The movie of Atonement is high-energy and twisty-turny - a period melodrama played like The Usual Suspects. It's a choice that works (on a certain level), but it also jettisons the more contemplative aspects of the original novel (which happen to be those elements which made the book memorable). The effect is that the movie is more intense than the book, but also less gripping - or maybe less grippable: there's not as much there to think over once the movie's done.

Thursday, January 1, 2009

The Spirit

Kim Thompson says that The Spirit is bad in a way that suggests Frank Miller made exactly the movie he set out to make. I think he may be right, but a big part of what made watching the movie such a disappointing experience was that there were hints - around the edges - of what a better Spirit movie might look like.

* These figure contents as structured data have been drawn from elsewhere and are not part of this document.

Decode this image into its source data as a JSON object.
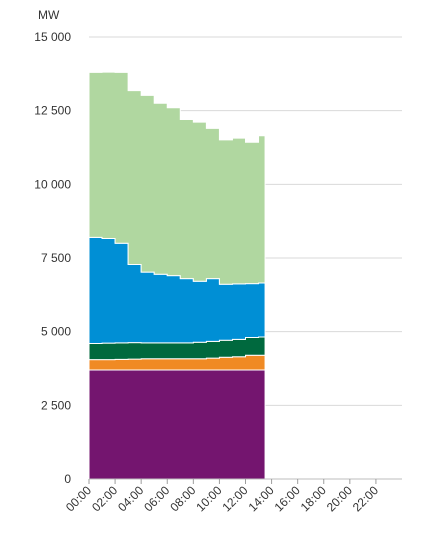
{
  "chart_data": {
    "type": "area",
    "stacked": true,
    "step": true,
    "unit_label": "MW",
    "ylim": [
      0,
      15000
    ],
    "y_ticks": [
      0,
      2500,
      5000,
      7500,
      10000,
      12500,
      15000
    ],
    "y_tick_labels": [
      "0",
      "2 500",
      "5 000",
      "7 500",
      "10 000",
      "12 500",
      "15 000"
    ],
    "xlim": [
      "00:00",
      "24:00"
    ],
    "x_ticks": [
      "00:00",
      "02:00",
      "04:00",
      "06:00",
      "08:00",
      "10:00",
      "12:00",
      "14:00",
      "16:00",
      "18:00",
      "20:00",
      "22:00"
    ],
    "grid": true,
    "legend": "none",
    "x": [
      "00:00",
      "01:00",
      "02:00",
      "03:00",
      "04:00",
      "05:00",
      "06:00",
      "07:00",
      "08:00",
      "09:00",
      "10:00",
      "11:00",
      "12:00",
      "13:00",
      "13:30"
    ],
    "series": [
      {
        "color": "#74156f",
        "values": [
          3700,
          3700,
          3700,
          3700,
          3700,
          3700,
          3700,
          3700,
          3700,
          3700,
          3700,
          3700,
          3700,
          3700,
          3700
        ]
      },
      {
        "color": "#f08a24",
        "values": [
          350,
          350,
          360,
          370,
          380,
          380,
          380,
          380,
          380,
          400,
          430,
          450,
          500,
          500,
          500
        ]
      },
      {
        "color": "#00693e",
        "values": [
          550,
          560,
          560,
          560,
          540,
          540,
          540,
          540,
          560,
          570,
          580,
          590,
          600,
          620,
          620
        ]
      },
      {
        "color": "#008fd5",
        "values": [
          3600,
          3550,
          3380,
          2650,
          2400,
          2330,
          2280,
          2180,
          2070,
          2130,
          1900,
          1880,
          1830,
          1830,
          1800
        ]
      },
      {
        "color": "#b0d7a0",
        "values": [
          5600,
          5650,
          5800,
          5900,
          6000,
          5800,
          5700,
          5400,
          5400,
          5100,
          4900,
          4950,
          4800,
          5000,
          5400
        ]
      }
    ]
  }
}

Specifically: in the opening and closing voice-overs, the Spirit rhapsodizes about his beloved city, but the city plays no part in the movie. Where the Gothams of either the Burton or Nolan Batman movies are fully-realized places, Central City in Miller's movie is barely even a background: to call it abstract is giving it too much credit. Calling it generic, even, implies that there's some form there that's fulfilling certain conventions, but there's just nothing.

Anyway - that absence points to how Miller should have made this movie: with Central City as the main character and the Spirit operating in the background. Hey - he could even have split the movie up into three separate stories - maybe even stories from Will Eisner's comics - with some recurring characters to give us a sense of a living city.

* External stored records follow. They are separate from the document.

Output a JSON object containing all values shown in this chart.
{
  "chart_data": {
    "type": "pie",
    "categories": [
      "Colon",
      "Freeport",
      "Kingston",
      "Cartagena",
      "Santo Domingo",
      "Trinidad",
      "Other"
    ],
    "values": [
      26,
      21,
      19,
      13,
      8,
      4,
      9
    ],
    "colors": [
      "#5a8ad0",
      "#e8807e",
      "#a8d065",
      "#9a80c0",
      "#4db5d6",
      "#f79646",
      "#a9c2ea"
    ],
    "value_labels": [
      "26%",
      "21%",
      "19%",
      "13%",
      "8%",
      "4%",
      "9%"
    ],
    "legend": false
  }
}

For me, it isn't a question of whether or not Miller should have been more faithful to the original comics. However, completely ignoring what made the original comics interesting and sucessful - or rather, giving it lip service but not following through - seems like a bad idea.

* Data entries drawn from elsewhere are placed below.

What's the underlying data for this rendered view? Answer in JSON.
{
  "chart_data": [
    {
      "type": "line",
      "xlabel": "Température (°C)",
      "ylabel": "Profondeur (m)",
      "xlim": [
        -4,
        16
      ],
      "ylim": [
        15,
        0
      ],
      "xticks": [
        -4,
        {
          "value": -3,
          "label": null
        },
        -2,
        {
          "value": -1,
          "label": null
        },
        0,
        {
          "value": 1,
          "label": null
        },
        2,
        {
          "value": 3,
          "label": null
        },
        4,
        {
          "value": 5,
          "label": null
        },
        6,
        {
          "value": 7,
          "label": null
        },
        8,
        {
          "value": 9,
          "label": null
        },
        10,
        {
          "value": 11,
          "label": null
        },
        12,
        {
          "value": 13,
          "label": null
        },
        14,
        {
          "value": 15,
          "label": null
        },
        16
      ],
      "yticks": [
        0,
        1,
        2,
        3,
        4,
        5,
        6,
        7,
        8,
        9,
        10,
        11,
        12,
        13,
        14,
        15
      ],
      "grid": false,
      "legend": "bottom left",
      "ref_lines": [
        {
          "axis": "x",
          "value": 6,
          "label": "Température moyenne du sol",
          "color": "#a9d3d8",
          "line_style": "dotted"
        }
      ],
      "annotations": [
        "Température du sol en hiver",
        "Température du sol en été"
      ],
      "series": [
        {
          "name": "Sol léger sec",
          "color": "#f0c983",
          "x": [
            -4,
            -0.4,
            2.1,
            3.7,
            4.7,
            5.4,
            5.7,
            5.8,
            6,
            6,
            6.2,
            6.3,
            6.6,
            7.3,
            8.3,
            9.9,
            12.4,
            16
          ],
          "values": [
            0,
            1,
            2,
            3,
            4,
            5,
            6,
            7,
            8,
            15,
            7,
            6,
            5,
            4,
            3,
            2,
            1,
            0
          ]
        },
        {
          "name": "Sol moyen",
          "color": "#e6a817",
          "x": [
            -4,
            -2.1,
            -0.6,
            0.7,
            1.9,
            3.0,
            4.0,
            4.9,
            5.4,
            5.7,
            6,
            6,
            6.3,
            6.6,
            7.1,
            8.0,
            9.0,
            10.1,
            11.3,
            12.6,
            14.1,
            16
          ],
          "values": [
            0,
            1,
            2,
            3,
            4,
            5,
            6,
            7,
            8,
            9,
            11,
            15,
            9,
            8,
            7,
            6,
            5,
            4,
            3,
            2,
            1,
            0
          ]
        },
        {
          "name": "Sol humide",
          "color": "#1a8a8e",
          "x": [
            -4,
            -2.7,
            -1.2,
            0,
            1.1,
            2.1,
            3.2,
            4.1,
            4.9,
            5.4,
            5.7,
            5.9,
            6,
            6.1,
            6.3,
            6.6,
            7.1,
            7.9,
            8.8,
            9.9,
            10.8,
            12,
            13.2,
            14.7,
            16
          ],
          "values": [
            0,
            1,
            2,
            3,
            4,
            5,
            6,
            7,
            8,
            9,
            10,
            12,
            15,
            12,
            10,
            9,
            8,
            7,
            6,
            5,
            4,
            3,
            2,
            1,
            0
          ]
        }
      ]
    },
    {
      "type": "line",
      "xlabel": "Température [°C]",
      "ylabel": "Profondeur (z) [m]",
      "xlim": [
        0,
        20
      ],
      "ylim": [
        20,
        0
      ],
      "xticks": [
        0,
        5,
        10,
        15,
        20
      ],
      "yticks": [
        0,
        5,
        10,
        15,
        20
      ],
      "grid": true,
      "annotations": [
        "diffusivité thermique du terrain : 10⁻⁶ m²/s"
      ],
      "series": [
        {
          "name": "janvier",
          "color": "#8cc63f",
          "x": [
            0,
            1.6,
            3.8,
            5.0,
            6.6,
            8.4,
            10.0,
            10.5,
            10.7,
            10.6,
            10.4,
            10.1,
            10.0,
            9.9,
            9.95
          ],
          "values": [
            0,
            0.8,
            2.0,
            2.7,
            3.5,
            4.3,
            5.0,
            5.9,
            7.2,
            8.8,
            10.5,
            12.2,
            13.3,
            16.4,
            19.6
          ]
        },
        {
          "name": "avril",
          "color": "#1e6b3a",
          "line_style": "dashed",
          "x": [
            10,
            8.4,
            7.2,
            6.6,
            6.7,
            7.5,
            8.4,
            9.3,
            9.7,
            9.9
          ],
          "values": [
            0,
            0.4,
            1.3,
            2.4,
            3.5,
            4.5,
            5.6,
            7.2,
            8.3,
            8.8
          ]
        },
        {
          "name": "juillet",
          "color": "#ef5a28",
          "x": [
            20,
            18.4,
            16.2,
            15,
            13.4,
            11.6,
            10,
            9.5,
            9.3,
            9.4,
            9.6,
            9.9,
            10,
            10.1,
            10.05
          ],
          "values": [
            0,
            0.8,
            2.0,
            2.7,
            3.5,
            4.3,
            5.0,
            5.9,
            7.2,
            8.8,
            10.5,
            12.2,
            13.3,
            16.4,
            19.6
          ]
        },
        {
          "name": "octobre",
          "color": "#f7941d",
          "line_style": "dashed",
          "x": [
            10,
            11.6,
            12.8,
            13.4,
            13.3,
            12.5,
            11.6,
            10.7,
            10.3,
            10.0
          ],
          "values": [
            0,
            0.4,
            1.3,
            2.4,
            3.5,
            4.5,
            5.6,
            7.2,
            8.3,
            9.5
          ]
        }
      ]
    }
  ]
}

This happens to tie into my Comic Book Pet Theory #2 (#1 is the thing where I say that Watchmen is all about gravity and that Dave Gibbons doesn't get enough credit for it): apart from a few early homages to The Spirit in Daredevil, Frank Miller's work bears no relationship to anything Will Eisner has ever done. Miller keeps trying to pass himself off as an "Eisner acolyte", but they are completely different artists. Eisner is interested in the city - in its geography and in the way that geography shapes the lives of its denizens. It's the line that runs through his work from The Spirit to the graphic novels. His heirs are Ben Katchor and Chris Ware. Miller is an action/adventure cartoonist working with outsized figure-drawing and Steranko-inspired page layouts. Though I don't think he's ever said this, he's a follower of Kirby, and, to the extent that you can talk about his innovations, the main one is that he either (a) puts exaggerated Kirby-style super-hero figures into non-super hero genres (Sin City, 300) or (b) brings various noir elements to bear on super-hero comics (The Dark Knight Returns, Batman: Year One). (I think his best super-hero work is The Dark Knight Strikes Again partly because he's dealing with super-hero comics on their own terms, even if he seems to find those terms somewhat retarded).

It's (unfortunately) not surprising then, that a cartoonist whose work centers on figure-drawing would make a movie that is so (detrimentally) "figure"-centric (and I don't say actor-centric because none of the people on screen are creating characters or playing objectives or doing any of the other things we like to see actors do). That's partly why Central City is such a non-entity: Miller is only interested in it as a backdrop for highly-stylized images of movie stars and would-be movie stars. The problem, as Michael Barrier would point out, is that, the drawn figure tends to be much more expressive and much more congenial to exaggerated expression than bodies on film. So Miller is trying to do something he knows, but he's working in a medium where it's very hard to do that kind of thing and he's not using the right kinds of tools.

I'd still argue that what he's trying to do, doesn't really make a good fit with the material, although that becomes a side point as Miller doesn't even do what he seems to be trying to do all that well.